Author:Jennifer Griffiths
Language: eng
Format: epub
ISBN: 9781350232655
Publisher: Bloomsbury Publishing
Published: 2022-10-20T00:00:00+00:00


The Myth of Icarus

In the age of aviation it is perhaps not surprising to discover a proliferation of references to Icarus and retellings of the ancient Greek myth, as in Blériot’s aforementioned quotation. In his first Futurist novel Marinetti reimagined this cautionary tale of an inventor father, Daedalus, and his hubristic son, Icarus, as a triumph rather than a failure, as a victory of culture over nature. His protagonist, Mafarka (a Futurist Daedalus), builds a mechanomorphic flying superson, Gazurmah (a Futurist Icarus), who kills his father and conquers the anthropomorphized earth and sky. Marinetti’s new Icarus no longer falls to earth, brought down by the forces of nature and his own arrogance, but is instead justified in that arrogance to conquer the world. Several Fascist revivals similarly recast Icarus from the foolish youth of myth into a conquering hero, exemplifying Fascism’s consistent effort to root itself in the language of youth, history, tradition, and the sacred.

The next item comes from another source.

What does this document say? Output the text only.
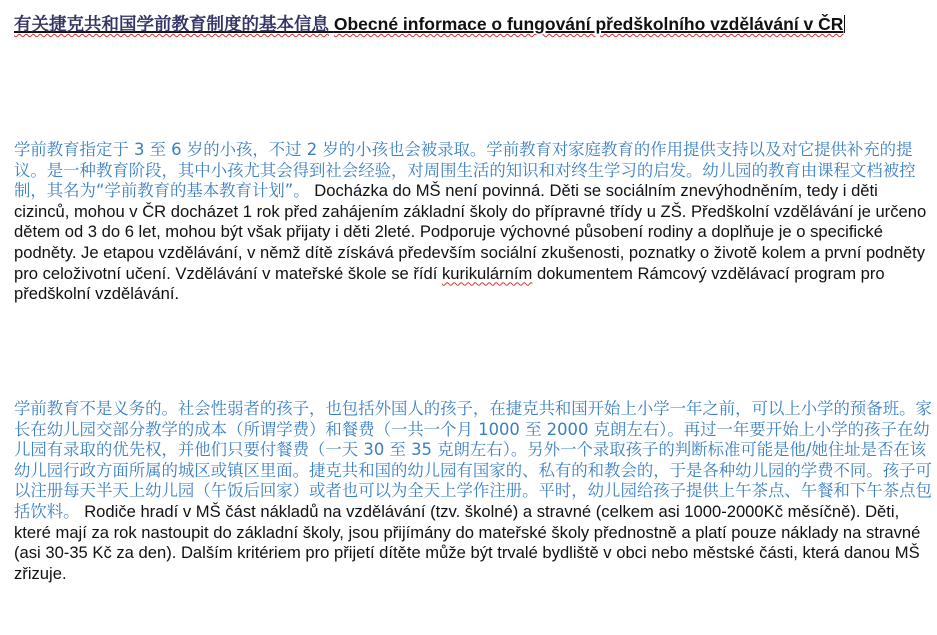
有关捷克共和国学前教育制度的基本信息 Obecné informace o fungování předškolního vzdělávání v ČR
学前教育指定于 3 至 6 岁的小孩，不过 2 岁的小孩也会被录取。学前教育对家庭教育的作用提供支持以及对它提供补充的提议。是一种教育阶段，其中小孩尤其会得到社会经验，对周围生活的知识和对终生学习的启发。幼儿园的教育由课程文档被控制，其名为“学前教育的基本教育计划”。 Docházka do MŠ není povinná. Děti se sociálním znevýhodněním, tedy i děti cizinců, mohou v ČR docházet 1 rok před zahájením základní školy do přípravné třídy u ZŠ. Předškolní vzdělávání je určeno dětem od 3 do 6 let, mohou být však přijaty i děti 2leté. Podporuje výchovné působení rodiny a doplňuje je o specifické podněty. Je etapou vzdělávání, v němž dítě získává především sociální zkušenosti, poznatky o životě kolem a první podněty pro celoživotní učení. Vzdělávání v mateřské škole se řídí kurikulárním dokumentem Rámcový vzdělávací program pro předškolní vzdělávání.
学前教育不是义务的。社会性弱者的孩子，也包括外国人的孩子，在捷克共和国开始上小学一年之前，可以上小学的预备班。家长在幼儿园交部分教学的成本（所谓学费）和餐费（一共一个月 1000 至 2000 克朗左右）。再过一年要开始上小学的孩子在幼儿园有录取的优先权，并他们只要付餐费（一天 30 至 35 克朗左右）。另外一个录取孩子的判断标准可能是他/她住址是否在该幼儿园行政方面所属的城区或镇区里面。捷克共和国的幼儿园有国家的、私有的和教会的，于是各种幼儿园的学费不同。孩子可以注册每天半天上幼儿园（午饭后回家）或者也可以为全天上学作注册。平时，幼儿园给孩子提供上午茶点、午餐和下午茶点包括饮料。 Rodiče hradí v MŠ část nákladů na vzdělávání (tzv. školné) a stravné (celkem asi 1000-2000Kč měsíčně). Děti, které mají za rok nastoupit do základní školy, jsou přijímány do mateřské školy přednostně a platí pouze náklady na stravné (asi 30-35 Kč za den). Dalším kritériem pro přijetí dítěte může být trvalé bydliště v obci nebo městské části, která danou MŠ zřizuje.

One such instance occurred during the Esposizione Aeronautica Italiana, or EAI (Exhibition of Italian Aeronautics) which took place at the Palazzo dell’Arte in Milan between June and October 1934. Like the Mostra della Rivoluzione Fascista, or MRF (Exhibition of the Fascist Revolution) it helped to foster a mythic sense of the regime’s origin and purpose in the public eye.29 Over a million people visited the show, which represented a high point of modern architectural achievement in Italy,30 and sought to establish a lineage of Italian aviation history stretching back to the mythic Mediterranean figure, to whom a culminating room on the first floor, the Hall of Icarus, was dedicated. He was rendered in sculpture and, rather than falling, he was seen rising up to the second floor. If the first floor celebrated pre-fascist aerial achievements through the heroic exploits of individuals like Francesco Baracca and Gabriele D’Annunzio, then the upper floor documented the new heights of Fascist heroism via Mussolini, “Primo Pilota,” and Balbo, “trasvolatore.” As one scholar argues, the exhibition contributed to the regime’s construction of a “mythical politics of time,” “rewriting” the story of Icarus as a forerunner for the Fascist “New Man” who “ventured beyond known limits and aimed ever higher.”31

Another permanent display was the decoration of the Collegio Aeronautico or Aeronautics Institute in Forli, built in 1937. Black and white mosaics by Angelo Canevari pay homage to Icarus as a young man who dreamed of flight before his time. Mussolini’s words are embedded in stone: “The dream of Icarus the dream of every generation is being transformed into reality. Man has conquered the air.”32 Francesco Saverio Palozzi’s Icarus (1940) sculpture still stands outside, depicting the proud youth before leaving the ground, chest out and chin up. Erected some years after the completion of the building, it honors Mussolini’s son, Bruno, an experienced pilot who died in an aviation accident.

Mori was almost certainly familiar with these heroic rebrandings of Icarus. She may also have been aware of Lauro de Bosis, a pilot, translator, author, and antifascist who brought international attention to the antifascist resistance and whose life tragically imitated his art.